When British Prime Minister Theresa May takes part in her first European Union summit on Thursday and Friday of this week she will be aware that the 27 other EU member states have been moving more swiftly than the UK in preparing for the Brexit negotiations.
Moreover, they have done so without, so far, the unseemly squabbling between Remainers and Brexiteers in both Mrs May’s Cabinet and her party which has exposed publicly divisions in her government, weakening her negotiating position.
Donald Tusk, the Polish President of the European Council, a body consisting of the EU’s 28 heads of state or government, took a tough line on 13 October, saying that the United Kingdom was facing a “hard Brexit” or “no Brexit.”
He could hardly have done so without at least informal support from the governments of the most influential EU member states, especially Germany and France. He did not encounter any public dissent from the government leaders he represents. But he and the EU’s other leaders know that keeping dissension to a minimum will be a challenge for them too.
Still, it is not just rhetorically that the EU has taken the lead in the Brexit negotiations. Key appointments of many of the EU officials and experts who will be directly involved in the negotiations are also already in place.
On 27 July, just five weeks after the UK’s referendum, Jean-Claude Juncker, the Commission President, named Michel Barnier as the Commission’s chief negotiator. Barnier is swiftly assembling a taskforce of 25-30 people.
These include experts in trade negotiations, a field in which the UK lacks expertise since trade talks are an EU prerogative and led by the Commission, and also, for example, in the EU multi-year budget.
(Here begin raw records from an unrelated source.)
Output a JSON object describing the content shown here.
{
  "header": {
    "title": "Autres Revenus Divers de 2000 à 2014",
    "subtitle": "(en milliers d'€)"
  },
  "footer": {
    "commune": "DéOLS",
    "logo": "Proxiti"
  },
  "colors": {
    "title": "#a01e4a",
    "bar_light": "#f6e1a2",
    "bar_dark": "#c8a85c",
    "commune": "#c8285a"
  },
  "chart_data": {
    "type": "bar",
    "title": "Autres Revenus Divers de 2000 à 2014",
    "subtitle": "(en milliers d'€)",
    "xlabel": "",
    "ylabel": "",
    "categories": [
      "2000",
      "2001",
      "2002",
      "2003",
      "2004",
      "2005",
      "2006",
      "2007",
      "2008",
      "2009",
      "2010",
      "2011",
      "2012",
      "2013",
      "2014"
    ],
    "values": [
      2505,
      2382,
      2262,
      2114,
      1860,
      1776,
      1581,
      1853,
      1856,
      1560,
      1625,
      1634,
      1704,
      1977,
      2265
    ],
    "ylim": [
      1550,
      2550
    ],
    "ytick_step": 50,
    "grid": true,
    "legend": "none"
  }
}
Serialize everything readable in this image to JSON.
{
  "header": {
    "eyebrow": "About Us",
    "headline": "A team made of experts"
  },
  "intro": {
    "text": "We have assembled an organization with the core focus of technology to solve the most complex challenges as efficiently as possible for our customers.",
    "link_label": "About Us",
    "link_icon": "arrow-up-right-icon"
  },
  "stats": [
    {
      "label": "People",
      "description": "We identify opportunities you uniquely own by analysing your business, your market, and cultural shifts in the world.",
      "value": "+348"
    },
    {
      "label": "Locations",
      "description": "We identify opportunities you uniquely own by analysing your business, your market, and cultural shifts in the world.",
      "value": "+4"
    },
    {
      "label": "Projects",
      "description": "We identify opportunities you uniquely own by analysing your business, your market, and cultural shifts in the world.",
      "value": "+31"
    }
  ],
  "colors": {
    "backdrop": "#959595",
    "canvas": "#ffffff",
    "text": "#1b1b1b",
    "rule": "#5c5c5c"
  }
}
Disentangling the UK’s financial commitments in Europe promises to be one of the most convoluted areas of the divorce settlement.
Barnier, a Frenchman by birth, knows Juncker well. They have both been Brussels insiders for years. Barnier was briefly a former member of the European Parliament and is popular with even its more austere members. He also has long experience of navigating the complex geography of the EU’s governing institutions: the Council, the Commission, and the Parliament.
Significantly, he is a former Commissioner for regional policy and for financial market issues, a vital field given the importance of the City of London to the UK.
Barnier already has a head start over the person who will lead the British negotiations, David Davis. Some are asking, quietly, whether two such temperamentally and politically contrasting characters will find it easy to work cooperatively together, which they must if the talks are to go relatively smoothly.
Like Juncker, Barnier is not seen as somebody who enjoys digging into details if he can avoid it. But, just as Juncker has in his chief-of-staff Martin Selmayer, an official who relishes this task, so Barnier’s choice of Sabine Weyand as his Deputy is seen to be a shrewd step to cover a potential weakness.
Given the Commission’s expertise, resources and its normally proactive role in Brussels, it will tend to dominate the negotiations. But Martin Schulz, President of the European Parliament President, formally a co-legislator with the European Council, is making it clear the Parliament intends to elbow its way into the talks, not just wait to vote on their outcome.
It has appointed as its own, unofficial, “negotiator” Guy Verhofstadt, a Liberal party member and a fierce European federalist. When Tony Blair was prime minister, the UK helped to block Verhofstadt’s ambition to become Commission President, a move he will not have forgotten.
Bluntly, it is hard to see British diplomats finding it easy to rally support for their Brexit positions with either the Commission or the Parliament. Rather, the UK will have to work hard with the leaders of the other 27 member states and the Council if it wants to bring pressure to bear outside the formal negotiations.
Mrs May is already finding out that here, too, she is not off to a flying start, with her trade negotiator Liam Fox in particular, foolishly picking unnecessary fights even before the talks have started.
The UK has some catching up to do.
Edited by Michael Prest
‘May gets tough with EU’ – Express.
Ms May’s own performance is not positioning her well for negotiations. She has announced that she will use her scheduled intervention at the EU summit tonight (item 17 on the agenda!) to tell colleagues that we REALLY will be leaving. Brexit means business, Brexit means exit, Brexit means the lady is not for U turning, etc. etc. They could perfectly well ask her in return whether this is any more than a negotiating position, since she is already refusing to show her cards to her own Parliament. If they really want to tease, they could ask if she is even sure she has a majority in her own Parliament for an A50. And of course they could ask why, if she is so convinced that a Brexit will be the right choice for her country, she is so anxious at his stage to rule out other options for ever.
If it were not all so very tragic for the nation as a whole, it would be a farce.
Neil, the whole Brexit issue has been a farce from the moment the polls closed and got worse as time ticked away. Donald Tusk stating that it is either going to be a hard Brexit or no Brexit is in fact venting an increasing sense of irritation with the clowning and lack of realism that colours the British position.